3. Competitors have more authoritative coverage
Check what pages AI cites instead of yours. What do they cover that you don't? Often it's depth — a 2,000-word guide beats a 400-word overview.
4. AI crawlers can't understand your site
Deploy an [llms.txt file](/features/llms-txt-generator) at your domain root. It tells AI systems what your site contains and how to cite it. Emerging best practice, low effort, potentially high impact.
Automated tracking with Insight Engine
Manual tracking works for 5 prompts. It breaks at 50.

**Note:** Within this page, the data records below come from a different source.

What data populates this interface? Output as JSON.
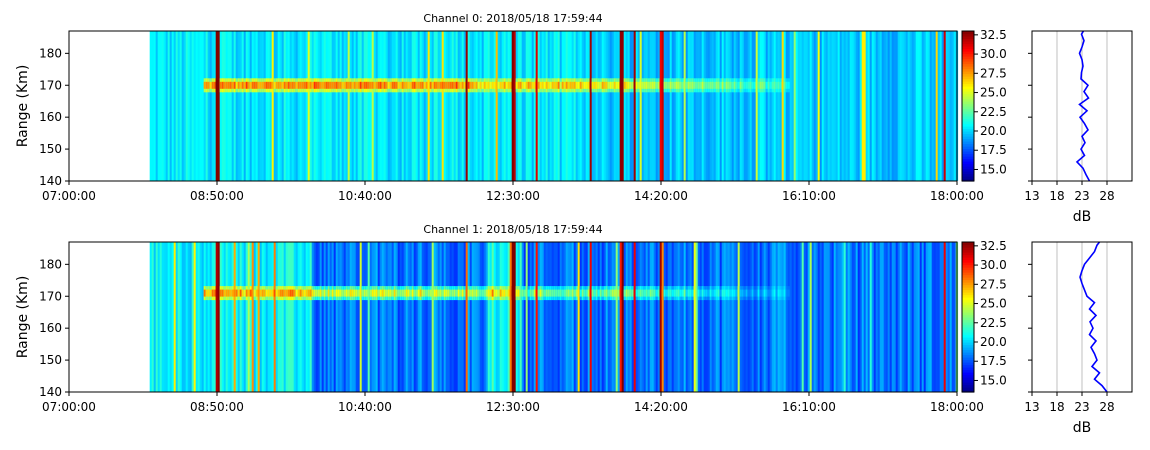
{
  "chart_data": [
    {
      "type": "heatmap",
      "title": "Channel 0: 2018/05/18 17:59:44",
      "ylabel": "Range (Km)",
      "xlabel": "",
      "x_ticks": [
        "07:00:00",
        "08:50:00",
        "10:40:00",
        "12:30:00",
        "14:20:00",
        "16:10:00",
        "18:00:00"
      ],
      "xlim": [
        "07:00:00",
        "18:00:00"
      ],
      "data_start": "08:00:00",
      "y_ticks": [
        140,
        150,
        160,
        170,
        180
      ],
      "ylim": [
        140,
        187
      ],
      "colormap": "jet",
      "colorbar": {
        "range": [
          13.5,
          33
        ],
        "ticks": [
          "15.0",
          "17.5",
          "20.0",
          "22.5",
          "25.0",
          "27.5",
          "30.0",
          "32.5"
        ]
      },
      "features": {
        "layer_range_km": 170,
        "layer_span": [
          "08:40:00",
          "15:55:00"
        ],
        "bright_streaks": [
          "08:50:00",
          "11:55:00",
          "12:30:00",
          "12:47:00",
          "13:27:00",
          "13:50:00",
          "14:00:00",
          "14:20:00",
          "17:50:00"
        ]
      },
      "profile": {
        "xlabel": "dB",
        "x_ticks": [
          13,
          18,
          23,
          28
        ],
        "xlim": [
          13,
          33
        ],
        "grid": true,
        "color": "#0000ff",
        "range_km": [
          140,
          142,
          144,
          146,
          148,
          150,
          152,
          154,
          156,
          158,
          160,
          162,
          164,
          166,
          168,
          170,
          172,
          174,
          176,
          178,
          180,
          182,
          184,
          186,
          187
        ],
        "db": [
          24.5,
          23.8,
          23.2,
          22.0,
          23.5,
          22.8,
          23.6,
          23.0,
          24.2,
          23.5,
          22.6,
          24.0,
          22.5,
          24.3,
          23.4,
          24.2,
          22.8,
          22.9,
          23.2,
          23.0,
          22.5,
          23.0,
          23.4,
          22.9,
          23.3
        ]
      }
    },
    {
      "type": "heatmap",
      "title": "Channel 1: 2018/05/18 17:59:44",
      "ylabel": "Range (Km)",
      "xlabel": "",
      "x_ticks": [
        "07:00:00",
        "08:50:00",
        "10:40:00",
        "12:30:00",
        "14:20:00",
        "16:10:00",
        "18:00:00"
      ],
      "xlim": [
        "07:00:00",
        "18:00:00"
      ],
      "data_start": "08:00:00",
      "y_ticks": [
        140,
        150,
        160,
        170,
        180
      ],
      "ylim": [
        140,
        187
      ],
      "colormap": "jet",
      "colorbar": {
        "range": [
          13.5,
          33
        ],
        "ticks": [
          "15.0",
          "17.5",
          "20.0",
          "22.5",
          "25.0",
          "27.5",
          "30.0",
          "32.5"
        ]
      },
      "features": {
        "layer_range_km": 171,
        "layer_span": [
          "08:40:00",
          "15:55:00"
        ],
        "bright_streaks": [
          "08:50:00",
          "11:55:00",
          "12:30:00",
          "12:47:00",
          "13:27:00",
          "13:50:00",
          "14:00:00",
          "14:20:00",
          "17:50:00"
        ]
      },
      "profile": {
        "xlabel": "dB",
        "x_ticks": [
          13,
          18,
          23,
          28
        ],
        "xlim": [
          13,
          33
        ],
        "grid": true,
        "color": "#0000ff",
        "range_km": [
          140,
          142,
          144,
          146,
          148,
          150,
          152,
          154,
          156,
          158,
          160,
          162,
          164,
          166,
          168,
          170,
          172,
          174,
          176,
          178,
          180,
          182,
          184,
          186,
          187
        ],
        "db": [
          28.0,
          27.0,
          25.5,
          26.5,
          25.0,
          26.0,
          25.5,
          24.8,
          25.8,
          24.5,
          25.2,
          24.6,
          25.8,
          24.5,
          25.5,
          24.0,
          23.5,
          23.0,
          22.6,
          23.0,
          23.5,
          24.5,
          25.5,
          26.0,
          26.5
        ]
      }
    }
  ]
}
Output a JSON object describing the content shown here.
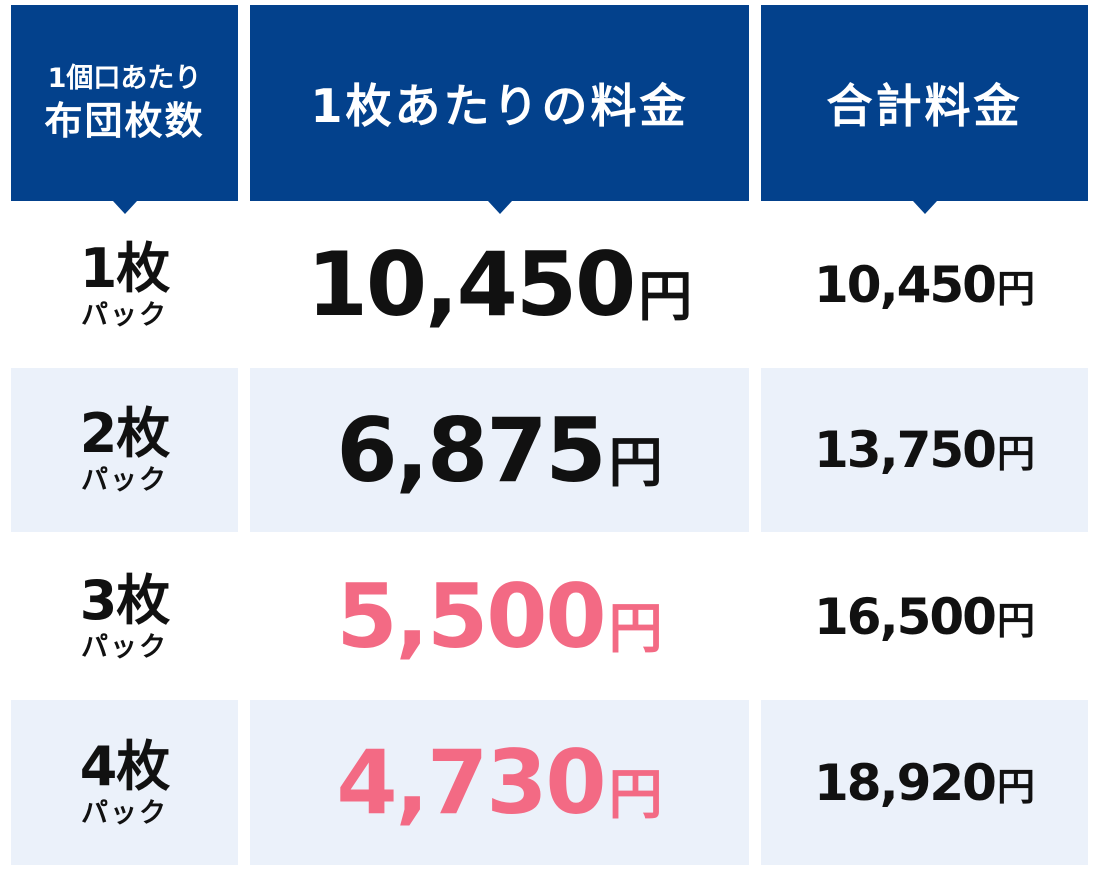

[Insight Engine's AI visibility feature](/features/ai-search-visibility) runs your configured prompts against ChatGPT, Perplexity, and Gemini on a daily schedule. You see:
- Which pages get cited (and which don't)
- Citation trends over time
- Content briefs for topics where competitors appear but you don't
Combined with your Search Console data, you get the full picture: traditional search performance AND AI search visibility in one dashboard.
Getting started this week
- Write down 10 questions your customers ask before buying
- Run them in ChatGPT and Perplexity — note who gets cited
- For gaps: identify what content you'd need to create or improve
- Deploy llms.txt if you haven't already
- Set up automated tracking if you're monitoring more than a handful of prompts
AI search visibility isn't replacing SEO — it's adding a new channel. The founders who track both now will have a head start when AI search becomes the default.